Quelques questions simples peuvent permettre à l’employeur d’évaluer la situation :

  • Le travailleur a-t-il été contraint d’exercer son activité en tant qu’indépendant par son employeur ? A-t-il précédemment été salarié de l’entreprise ?

  • Le travailleur a-t-il répondu à une offre d’emploi ?

  • Le travailleur occupe-t-il un poste qui est aussi rempli par des personnes salariées ?

  • Le travailleur doit-il utiliser le matériel imposé par son donneur d’ordre ?

  • Le travailleur travaille-t-il dans un service organisé ?

  • Le travailleur indépendant a-t-il un client unique ?

  • Le travailleur indépendant peut-il sous-traiter la prestation confiée ?

  • Le donneur d’ordre met-il en place des mesures de contrôle du travail réalisé par le travailleur indépendant ?

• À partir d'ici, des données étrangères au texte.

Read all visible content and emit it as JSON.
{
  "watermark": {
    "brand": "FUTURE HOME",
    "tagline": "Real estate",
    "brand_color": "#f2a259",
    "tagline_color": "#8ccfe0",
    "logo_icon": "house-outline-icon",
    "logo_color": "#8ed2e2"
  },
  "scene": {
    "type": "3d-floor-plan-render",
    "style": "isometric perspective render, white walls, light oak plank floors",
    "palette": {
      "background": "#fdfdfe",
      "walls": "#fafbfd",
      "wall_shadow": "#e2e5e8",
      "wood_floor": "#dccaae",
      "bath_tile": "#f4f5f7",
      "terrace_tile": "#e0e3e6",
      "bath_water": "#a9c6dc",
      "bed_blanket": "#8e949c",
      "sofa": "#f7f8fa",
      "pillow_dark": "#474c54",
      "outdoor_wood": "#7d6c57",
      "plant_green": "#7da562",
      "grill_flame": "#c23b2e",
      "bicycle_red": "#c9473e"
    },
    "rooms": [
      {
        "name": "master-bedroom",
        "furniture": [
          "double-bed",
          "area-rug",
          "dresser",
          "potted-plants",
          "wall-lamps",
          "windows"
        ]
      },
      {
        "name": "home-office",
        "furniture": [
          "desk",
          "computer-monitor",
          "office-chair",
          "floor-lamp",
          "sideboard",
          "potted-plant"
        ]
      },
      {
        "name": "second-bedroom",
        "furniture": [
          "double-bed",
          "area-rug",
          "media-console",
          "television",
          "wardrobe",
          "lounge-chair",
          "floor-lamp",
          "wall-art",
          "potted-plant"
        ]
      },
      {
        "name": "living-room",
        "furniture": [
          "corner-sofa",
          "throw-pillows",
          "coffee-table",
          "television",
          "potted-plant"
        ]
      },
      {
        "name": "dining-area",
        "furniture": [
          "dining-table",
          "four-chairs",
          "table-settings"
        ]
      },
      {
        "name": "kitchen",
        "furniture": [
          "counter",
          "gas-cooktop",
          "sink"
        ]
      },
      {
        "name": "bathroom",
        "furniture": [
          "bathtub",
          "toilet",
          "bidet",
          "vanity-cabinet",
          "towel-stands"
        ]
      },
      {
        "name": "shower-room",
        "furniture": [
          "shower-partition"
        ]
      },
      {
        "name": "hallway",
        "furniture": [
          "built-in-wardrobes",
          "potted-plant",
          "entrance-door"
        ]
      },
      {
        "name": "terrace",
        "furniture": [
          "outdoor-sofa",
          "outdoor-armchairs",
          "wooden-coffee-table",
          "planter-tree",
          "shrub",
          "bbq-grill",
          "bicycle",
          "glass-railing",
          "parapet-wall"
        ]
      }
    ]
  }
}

  • Le donneur d’ordre peut-il exercer des sanctions à l’encontre du travailleur ?

  • Le donneur d’ordre a-t-il imposé le prix de la prestation ?

  • Le travailleur indépendant facture-t-il à l’heure ?

Plus ces critères sont réunis, plus le risque de requalification en contrat de travail est élevé.

Les bonnes pratiques pour les employeurs

Les entreprises peuvent avoir recours à des indépendants pour des raisons de souplesse mais aussi de coûts. Cependant cette flexibilité ne doit pas se faire au détriment de la conformité juridique et certaines précautions sont nécessairement à adopter.

Ainsi, avant de faire appel à un travailleur indépendant, il convient de clarifier les besoins (durée et objet de la mission, besoin récurrent relevant d’un emploi salarié ?), les conditions d’exercice du projet et de vérifier le statut du prestataire (immatriculation, pluralité de clients…).

Dans ce cadre, il est vivement recommandé de rédiger un contrat de prestation conforme au droit commercial qui précisera l’objet, la durée, les conditions d’exécution et de rémunération sans créer de lien hiérarchique.

Pendant l’exécution de la mission, il est important de laisser à l’indépendant une autonomie réelle dans l’organisation de son travail et de ne pas lui imposer des horaires, méthodes ou outils de travail interne à l’entreprise (sauf pour des raisons de sécurité). Il faut éviter toute intégration du prestataire dans les équipes salariées (email d’entreprise, organigramme…).

En cas de doute, il est conseillé de privilégier la conclusion d’un contrat de travail afin de sécuriser la relation et d’éviter les risques contentieux.

Ainsi, la campagne 2026 lancée par la DGT doit être l’occasion de rappeler aux entreprises qu’il est essentiel d’anticiper les risques juridiques par la mise en place de pratiques claires et encadrées. Si le recours à des travailleurs indépendants répond à un véritable besoin de prestation autonome, il demeure un levier utile pour les entreprises, à condition d’être encadré avec beaucoup de rigueur.